We loved every minute, but just like the refugee-led education revolution in Indonesia and the thousands of volunteer refugees who get up each day to make it happen, it didn’t happen without the support of a community. So a huge thanks to everyone who helped us over the past weeks.
The first stop was Wonthaggi and Felicia Di Stefano and the South Gippsland Rural Australians for Refugees arranged a beautiful evening. Thanks also goes to Leah Bellairs and Jacqui Francis from the Bass Coast Council for lending us the beautiful Wonthaggi Union Community Cinema, to Jordan Crugnale MP who spoke before the screening, and to Richard and Helen who hosted us around their pot belly stove and indoor ping pong table.
After meeting some old friends at the Abbotsford Convent, we headed to Maryborough Paramount Theatre, where we spent the afternoon with the deeply committed Rural Australians for Refugees, Maryborough, and shared stories in the local cafe afterwards. Thanks to Jeanne Hart for all her hard work setting up the event. We then took over Jeanne’s house and enjoyed a lovely lasagna.
It was an eight hour drive to met Marie and Sarah in Bowral, where we enjoyed another full house and fierce audience at our favourite cinema, The New Empire Cinema. Thanks to Sarah for putting us up in her ‘Shed’ and, after too much road food, providing a much appreciated fresh veggie soup. The next day we stayed in Bowral for one of the best days ever. 450 school students filled every seat at every one of the four cinemas at The New Empire Cinemas. The owner had never seen anything like it and said we were doing ‘Avenger’s numbers at the box office’! Muzafar, Nagina and myself bounced in and out of each cinema for the introductions and Q&As. We loved the direct, honest and straightforward questions from the kids. They left energised and enthusiastic and I’m sure we’ll be back in Bowral before too long.
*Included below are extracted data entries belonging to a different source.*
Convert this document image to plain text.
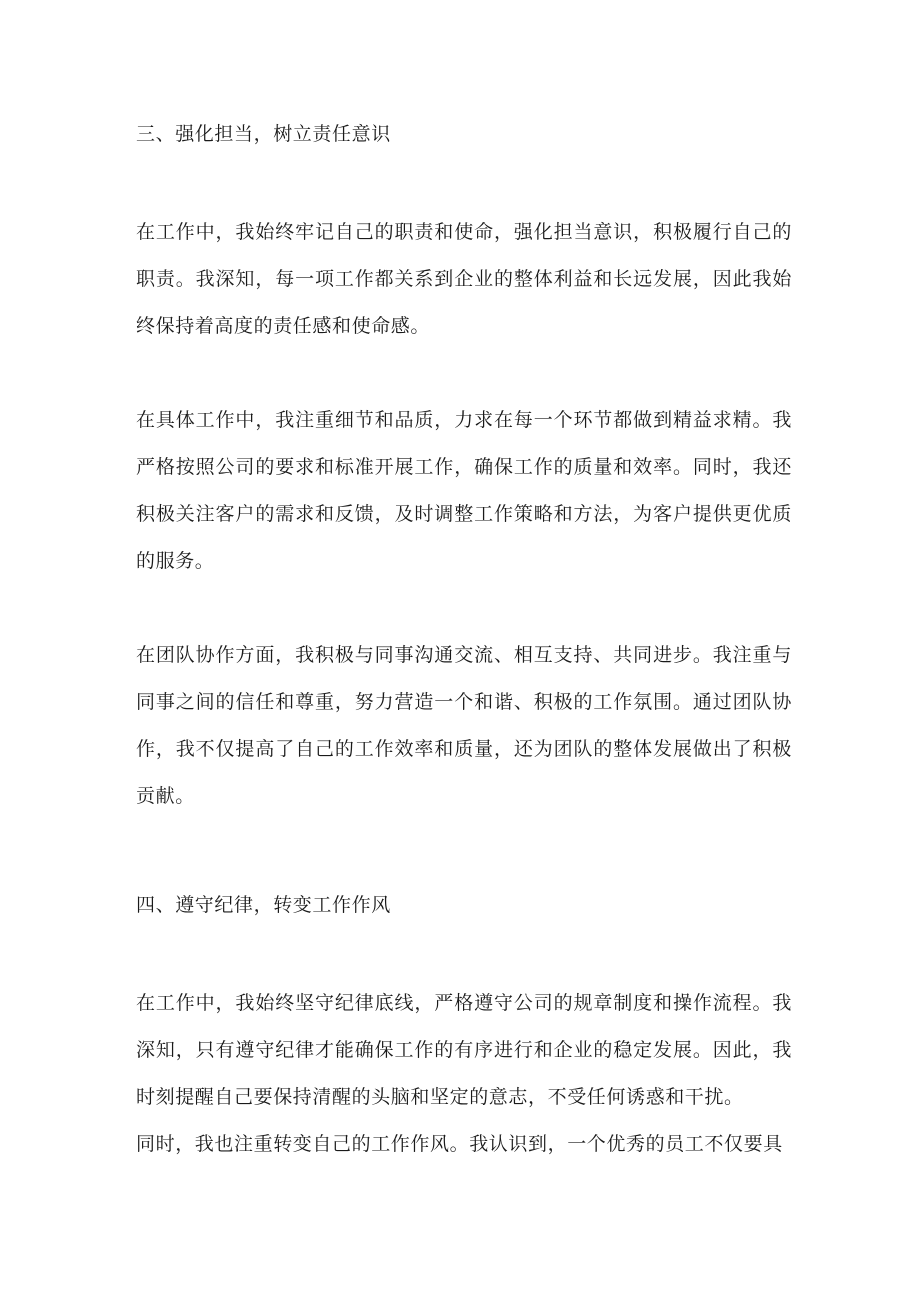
三、强化担当，树立责任意识

在工作中，我始终牢记自己的职责和使命，强化担当意识，积极履行自己的职责。我深知，每一项工作都关系到企业的整体利益和长远发展，因此我始终保持着高度的责任感和使命感。

在具体工作中，我注重细节和品质，力求在每一个环节都做到精益求精。我严格按照公司的要求和标准开展工作，确保工作的质量和效率。同时，我还积极关注客户的需求和反馈，及时调整工作策略和方法，为客户提供更优质的服务。

在团队协作方面，我积极与同事沟通交流、相互支持、共同进步。我注重与同事之间的信任和尊重，努力营造一个和谐、积极的工作氛围。通过团队协作，我不仅提高了自己的工作效率和质量，还为团队的整体发展做出了积极贡献。

四、遵守纪律，转变工作作风

在工作中，我始终坚守纪律底线，严格遵守公司的规章制度和操作流程。我深知，只有遵守纪律才能确保工作的有序进行和企业的稳定发展。因此，我时刻提醒自己要保持清醒的头脑和坚定的意志，不受任何诱惑和干扰。

同时，我也注重转变自己的工作作风。我认识到，一个优秀的员工不仅要具
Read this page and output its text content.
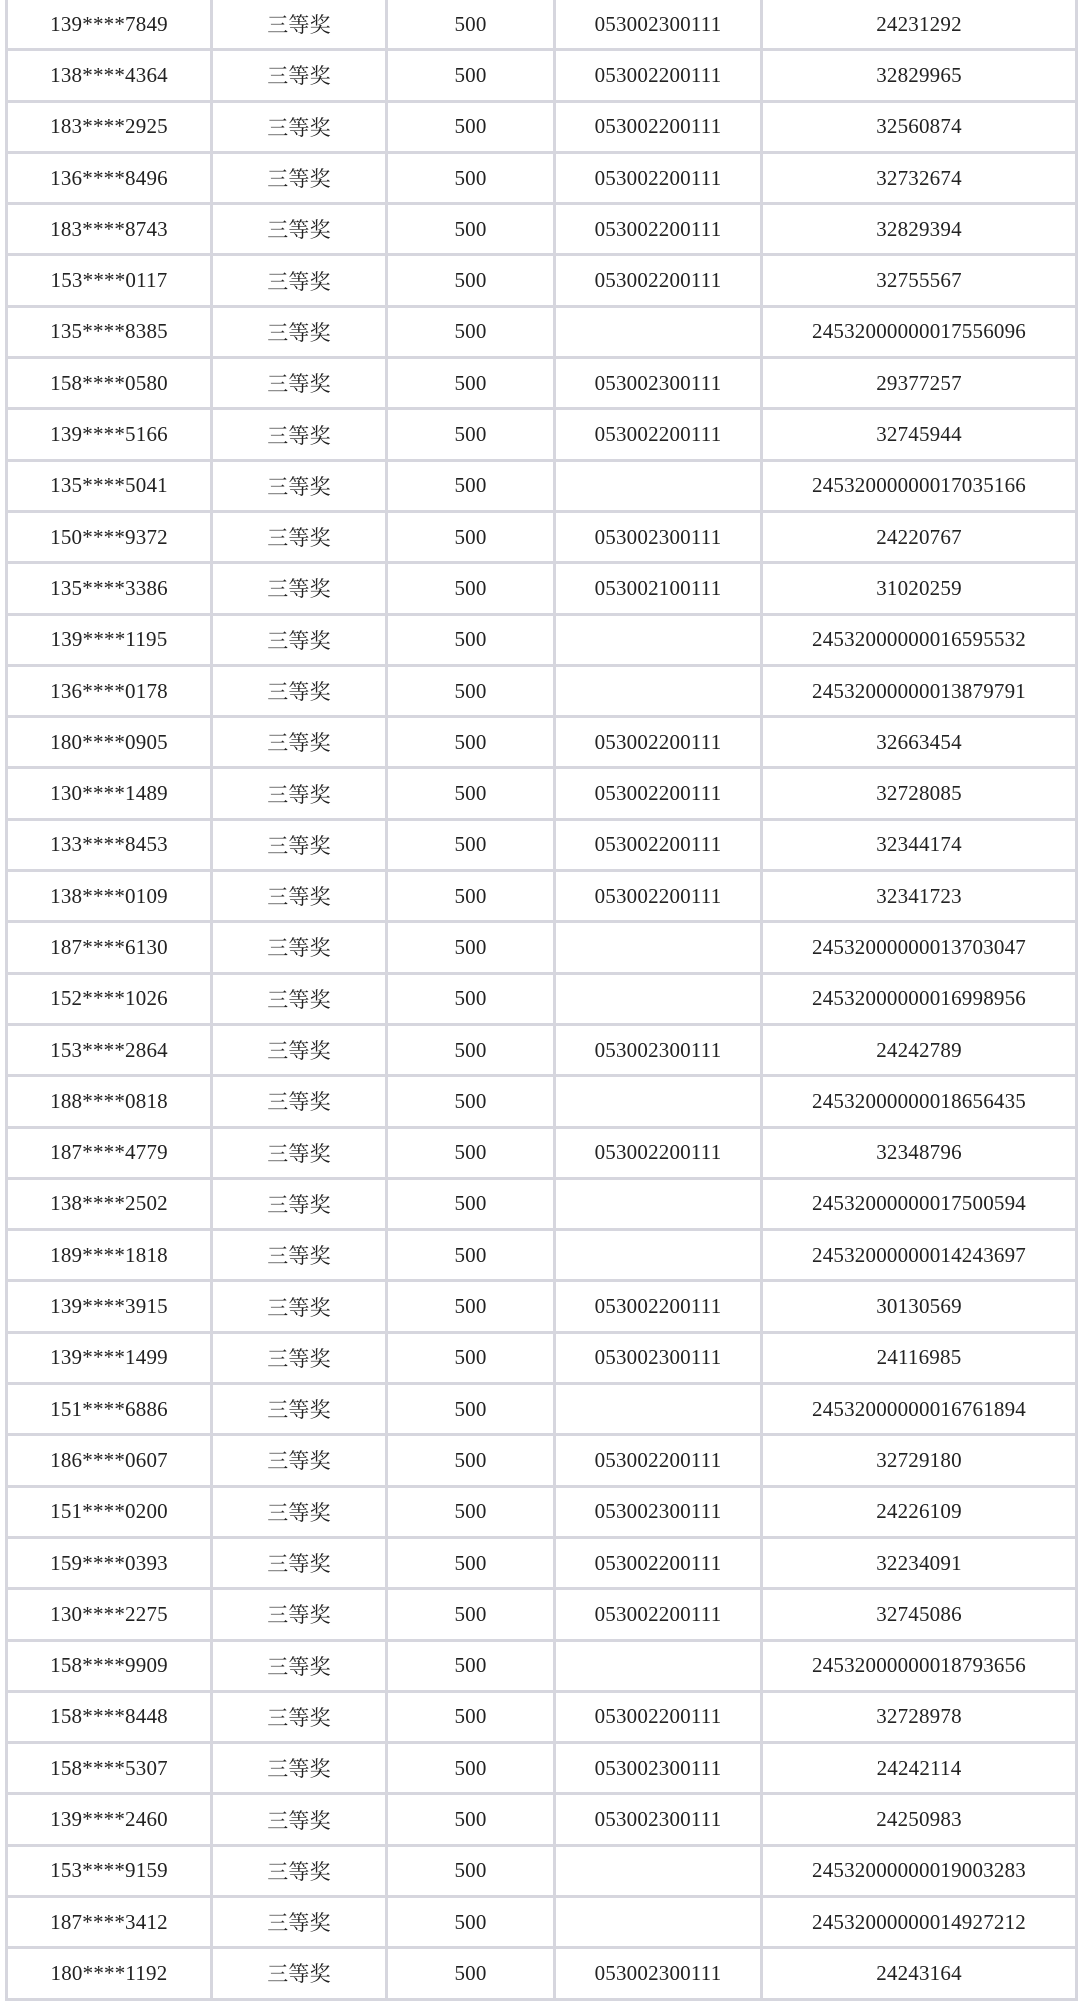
139****7849	三等奖	500	053002300111	24231292
138****4364	三等奖	500	053002200111	32829965
183****2925	三等奖	500	053002200111	32560874
136****8496	三等奖	500	053002200111	32732674
183****8743	三等奖	500	053002200111	32829394
153****0117	三等奖	500	053002200111	32755567
135****8385	三等奖	500		24532000000017556096
158****0580	三等奖	500	053002300111	29377257
139****5166	三等奖	500	053002200111	32745944
135****5041	三等奖	500		24532000000017035166
150****9372	三等奖	500	053002300111	24220767
135****3386	三等奖	500	053002100111	31020259
139****1195	三等奖	500		24532000000016595532
136****0178	三等奖	500		24532000000013879791
180****0905	三等奖	500	053002200111	32663454
130****1489	三等奖	500	053002200111	32728085
133****8453	三等奖	500	053002200111	32344174
138****0109	三等奖	500	053002200111	32341723
187****6130	三等奖	500		24532000000013703047
152****1026	三等奖	500		24532000000016998956
153****2864	三等奖	500	053002300111	24242789
188****0818	三等奖	500		24532000000018656435
187****4779	三等奖	500	053002200111	32348796
138****2502	三等奖	500		24532000000017500594
189****1818	三等奖	500		24532000000014243697
139****3915	三等奖	500	053002200111	30130569
139****1499	三等奖	500	053002300111	24116985
151****6886	三等奖	500		24532000000016761894
186****0607	三等奖	500	053002200111	32729180
151****0200	三等奖	500	053002300111	24226109
159****0393	三等奖	500	053002200111	32234091
130****2275	三等奖	500	053002200111	32745086
158****9909	三等奖	500		24532000000018793656
158****8448	三等奖	500	053002200111	32728978
158****5307	三等奖	500	053002300111	24242114
139****2460	三等奖	500	053002300111	24250983
153****9159	三等奖	500		24532000000019003283
187****3412	三等奖	500		24532000000014927212
180****1192	三等奖	500	053002300111	24243164
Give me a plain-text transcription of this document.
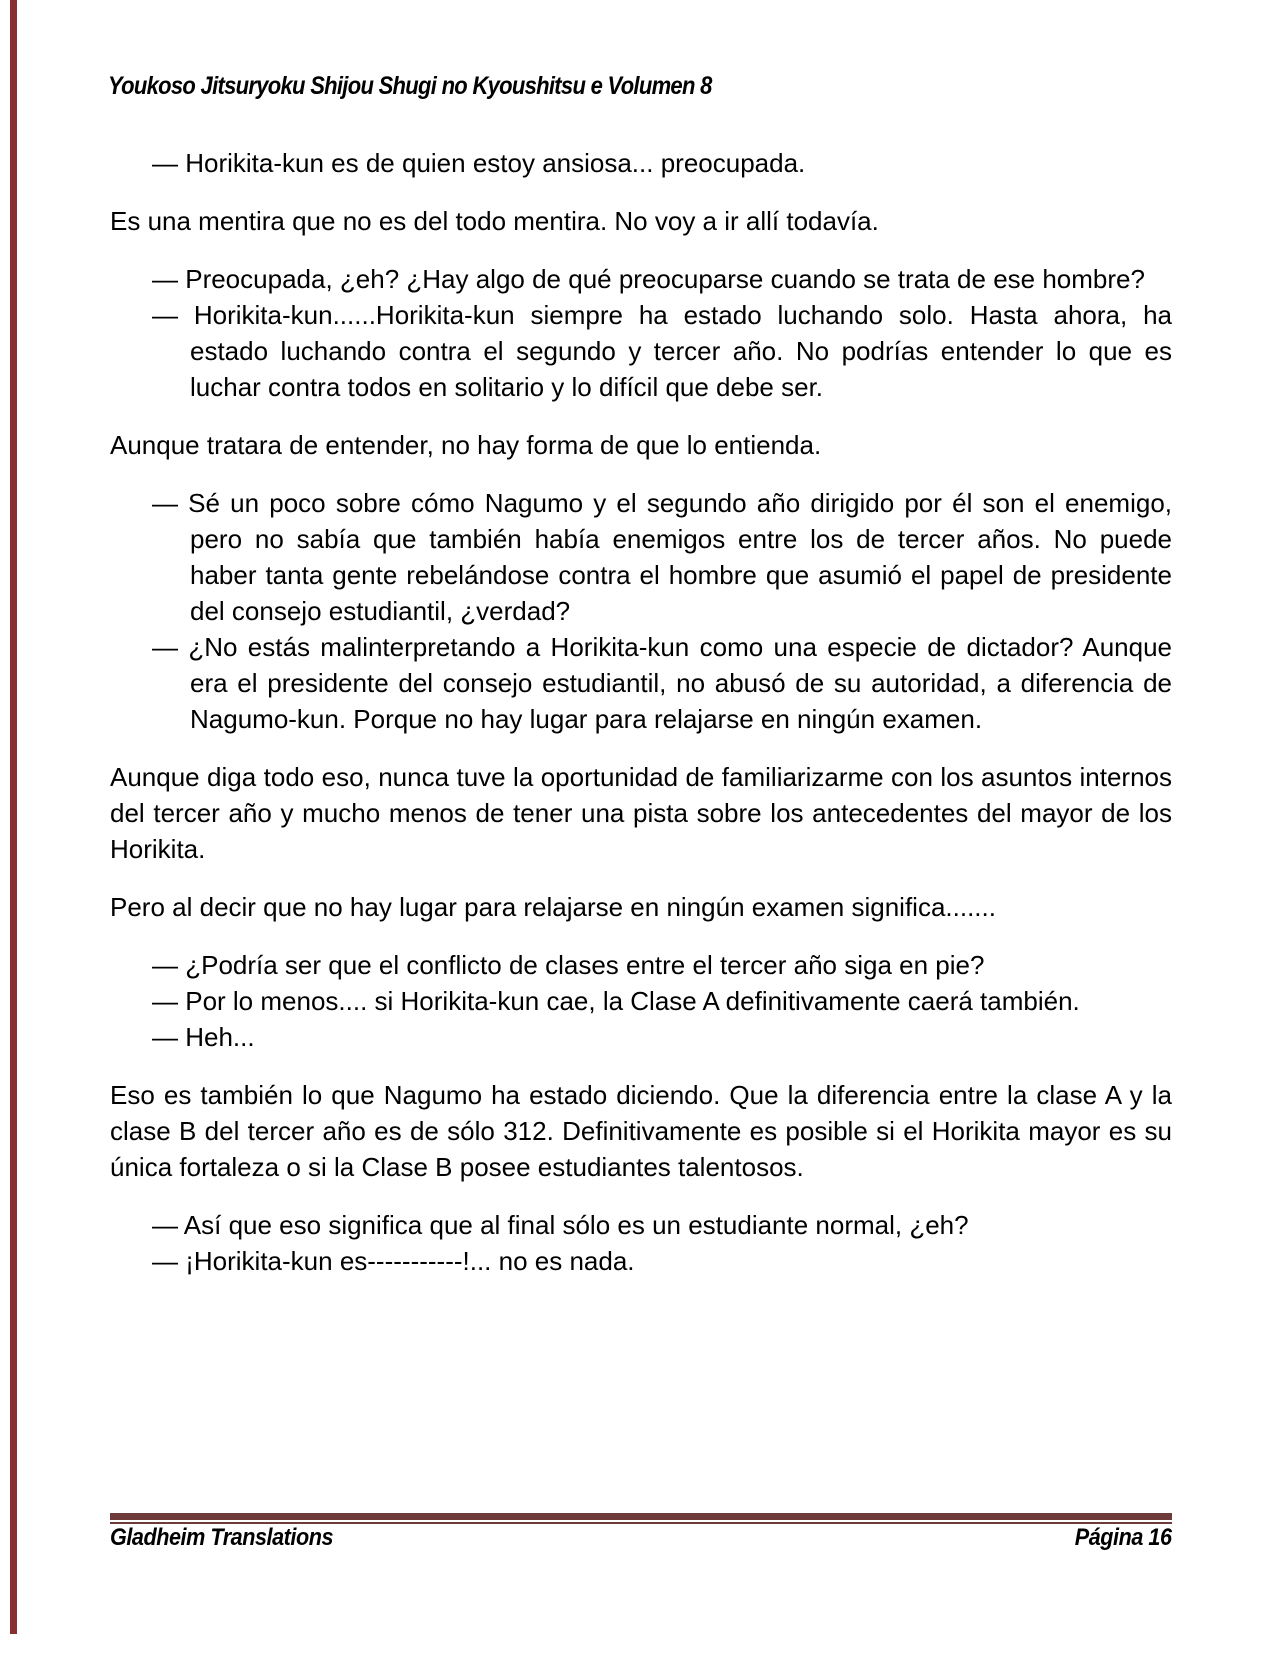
Youkoso Jitsuryoku Shijou Shugi no Kyoushitsu e Volumen 8
— Horikita-kun es de quien estoy ansiosa... preocupada.
Es una mentira que no es del todo mentira. No voy a ir allí todavía.
— Preocupada, ¿eh? ¿Hay algo de qué preocuparse cuando se trata de ese hombre?
— Horikita-kun......Horikita-kun siempre ha estado luchando solo. Hasta ahora, ha estado luchando contra el segundo y tercer año. No podrías entender lo que es luchar contra todos en solitario y lo difícil que debe ser.
Aunque tratara de entender, no hay forma de que lo entienda.
— Sé un poco sobre cómo Nagumo y el segundo año dirigido por él son el enemigo, pero no sabía que también había enemigos entre los de tercer años. No puede haber tanta gente rebelándose contra el hombre que asumió el papel de presidente del consejo estudiantil, ¿verdad?
— ¿No estás malinterpretando a Horikita-kun como una especie de dictador? Aunque era el presidente del consejo estudiantil, no abusó de su autoridad, a diferencia de Nagumo-kun. Porque no hay lugar para relajarse en ningún examen.
Aunque diga todo eso, nunca tuve la oportunidad de familiarizarme con los asuntos internos del tercer año y mucho menos de tener una pista sobre los antecedentes del mayor de los Horikita.
Pero al decir que no hay lugar para relajarse en ningún examen significa.......
— ¿Podría ser que el conflicto de clases entre el tercer año siga en pie?
— Por lo menos.... si Horikita-kun cae, la Clase A definitivamente caerá también.
— Heh...
Eso es también lo que Nagumo ha estado diciendo. Que la diferencia entre la clase A y la clase B del tercer año es de sólo 312. Definitivamente es posible si el Horikita mayor es su única fortaleza o si la Clase B posee estudiantes talentosos.
— Así que eso significa que al final sólo es un estudiante normal, ¿eh?
— ¡Horikita-kun es-----------!... no es nada.
Gladheim Translations	Página 16
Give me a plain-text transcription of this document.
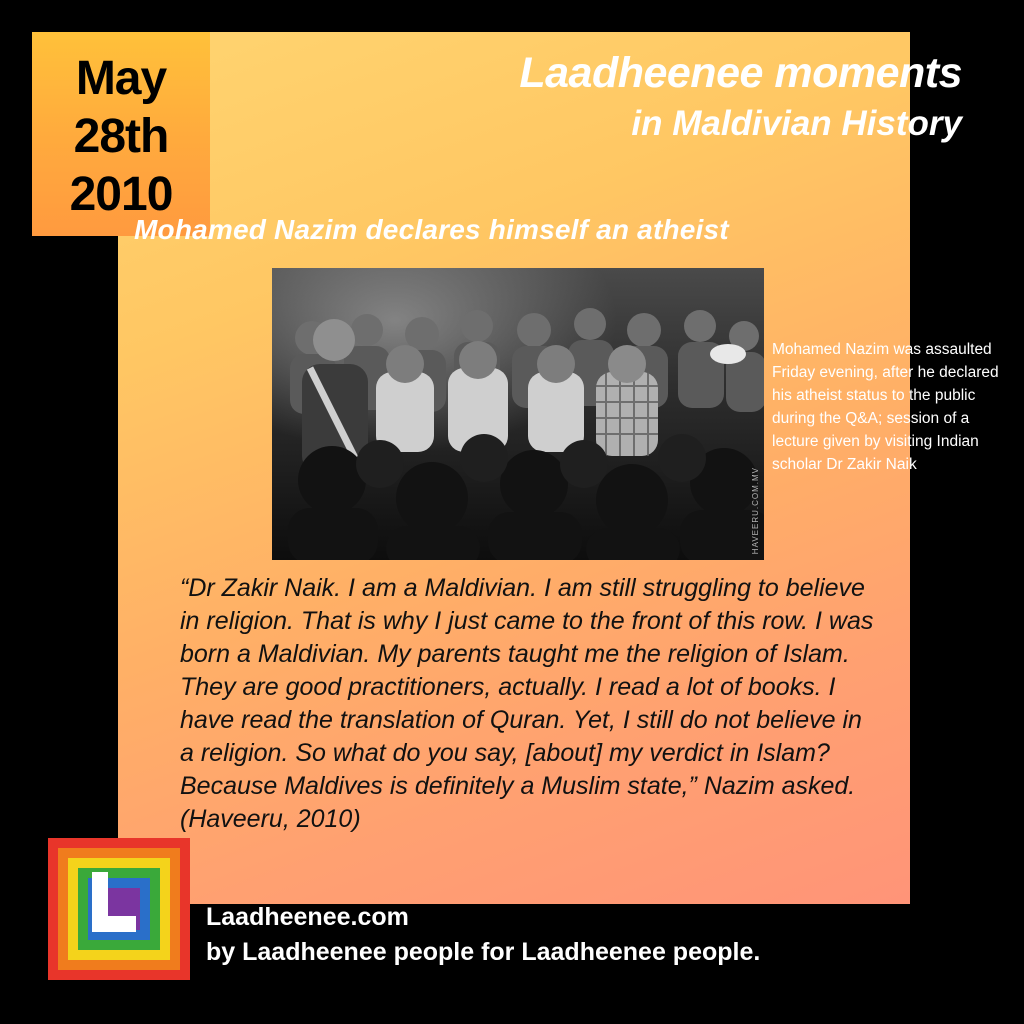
May
28th
2010
Laadheenee moments
in Maldivian History
Mohamed Nazim declares himself an atheist
HAVEERU.COM.MV
Mohamed Nazim was assaulted Friday evening, after he declared his atheist status to the public during the Q&A; session of a lecture given by visiting Indian scholar Dr Zakir Naik
“Dr Zakir Naik. I am a Maldivian. I am still struggling to believe in religion. That is why I just came to the front of this row. I was born a Maldivian. My parents taught me the religion of Islam. They are good practitioners, actually. I read a lot of books. I have read the translation of Quran. Yet, I still do not believe in a religion. So what do you say, [about] my verdict in Islam? Because Maldives is definitely a Muslim state,” Nazim asked. (Haveeru, 2010)
Laadheenee.com
by Laadheenee people for Laadheenee people.
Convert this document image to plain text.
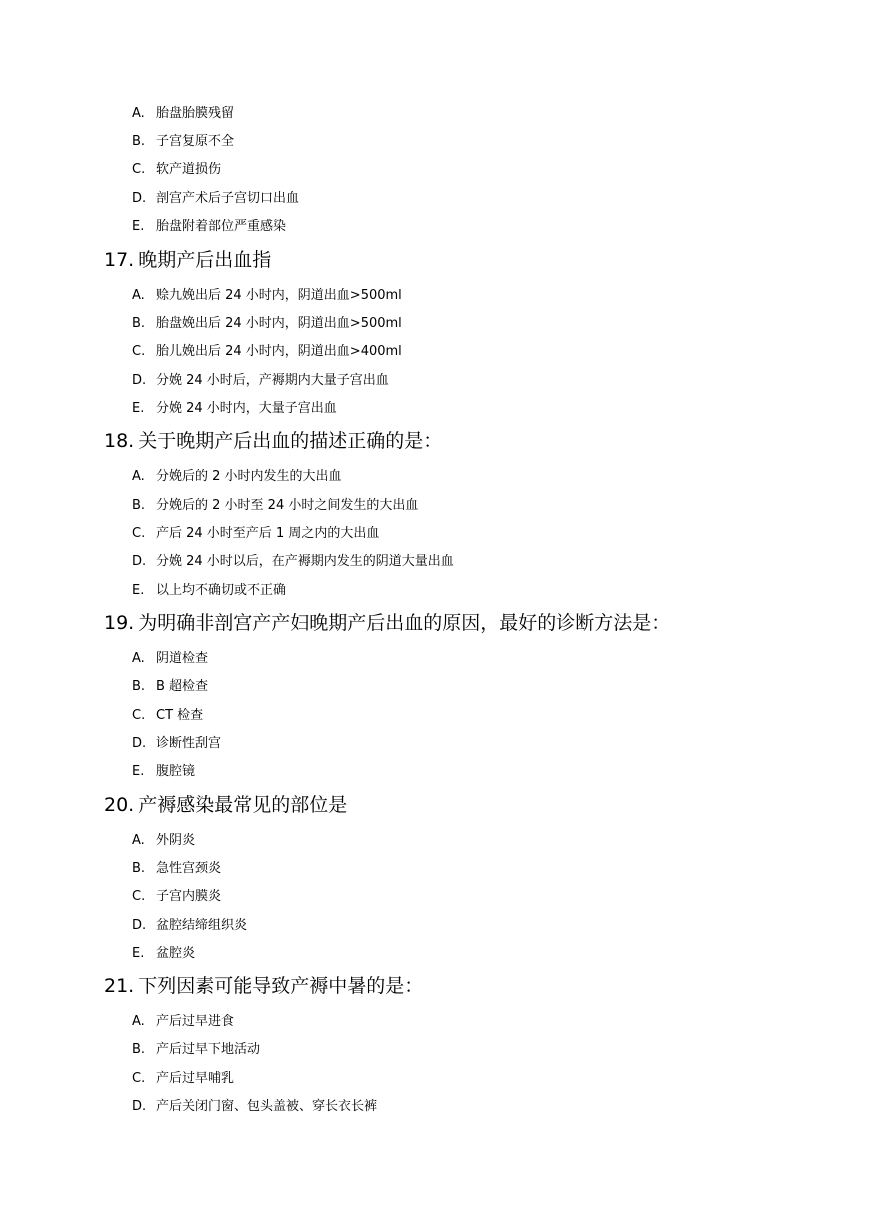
A. 胎盘胎膜残留
B. 子宫复原不全
C. 软产道损伤
D. 剖宫产术后子宫切口出血
E. 胎盘附着部位严重感染
17. 晚期产后出血指
A. 赊九娩出后 24 小时内，阴道出血>500ml
B. 胎盘娩出后 24 小时内，阴道出血>500ml
C. 胎儿娩出后 24 小时内，阴道出血>400ml
D. 分娩 24 小时后，产褥期内大量子宫出血
E. 分娩 24 小时内，大量子宫出血
18. 关于晚期产后出血的描述正确的是：
A. 分娩后的 2 小时内发生的大出血
B. 分娩后的 2 小时至 24 小时之间发生的大出血
C. 产后 24 小时至产后 1 周之内的大出血
D. 分娩 24 小时以后，在产褥期内发生的阴道大量出血
E. 以上均不确切或不正确
19. 为明确非剖宫产产妇晚期产后出血的原因，最好的诊断方法是：
A. 阴道检查
B. B 超检查
C. CT 检查
D. 诊断性刮宫
E. 腹腔镜
20. 产褥感染最常见的部位是
A. 外阴炎
B. 急性宫颈炎
C. 子宫内膜炎
D. 盆腔结缔组织炎
E. 盆腔炎
21. 下列因素可能导致产褥中暑的是：
A. 产后过早进食
B. 产后过早下地活动
C. 产后过早哺乳
D. 产后关闭门窗、包头盖被、穿长衣长裤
The next morning Muzafar spoke to the Penrith High School assembly, before a full house that evening at Mt Vics Flicks in the Blue Mountains. The Blue Mountains Rural Australians for Refugees are a powerful, organised and committed group and our thanks goes to Kathie, Susan and Peter for some warm beds for the night and for helping to arrange the events. The next day we spoke to 300 students at Blaxland High School. Nagina, our quiet hero, held the kids silent for over 45 minutes. She is going to be a great teacher when she finishes her degree, a school should pick her up early! The kids again asked question after question, they know there’s more to the story than what they are told.
There was a quiet meet-up at the Australian Film, Television and Radio School and a quick tourist stop at the Opera House, before we headed north to Coffs Harbour and another lovely audience. Thanks to Kellie Lee and the Coffs Harbour Council for hosting us on the night.
We didn’t stay in Coffs long, as there were three screenings in and around Brisbane to get to. We had an afternoon screening and some tasty snacks at the Caboolture Library, Thanks to Nooreen Harris, Multicultural Association of Caboolture and Surrounds Inc., and The Caboolture Library for arranging. That night we were with old friends at the Sunshine Coast University. There was music, snacks, and even raffle prizes. Thanks to Gillian Duffy for all her work, and to all the groups that make up the Sunshine Coast Refugee Action Network. There’s a strong refugee supporting community on the Sunshine Coast. The next morning we screened at the Brisbane City Library and our thanks go to long time supporters Fernanda Torresi and QPAAST.
Muzafar recently received the John Gibson Refugee Community Leadership Grant and left us in Brisbane to fly to Geneva to represent refugees and Cisarua Learning at the 25th Annual Tripartite Consultations on Resettlement (ATCR), and at the Annual UNHCR-NGO Consultations in Geneva. We are very proud of him and know that he will be a powerful voice for refugees in that forum.
The rest of us turned south for a huge 13.5 hour drive to Griffith. We took it in two bites and weren’t disappointed when we arrived. Firstly, 523 students packed into the Griffith Community Theatre for our biggest screening, and then a large Rural Australians for Refugee, Griffith crowd turned up that evening. Thanks to the unstoppable Will Mead for putting so much work into making it happen. Will also hosted us in her home, and then sent us away with some delicious passionfruit slice to top it off.
Finally we headed back to Melbourne, all needing a good rest. Thanks to all our old and new friends, and a special thanks to the Rural Australians for Refugee groups around Australia. Your committed and generous communities around the country bring us warm-hearts, hope and energy. Can’t wait to see you again soon!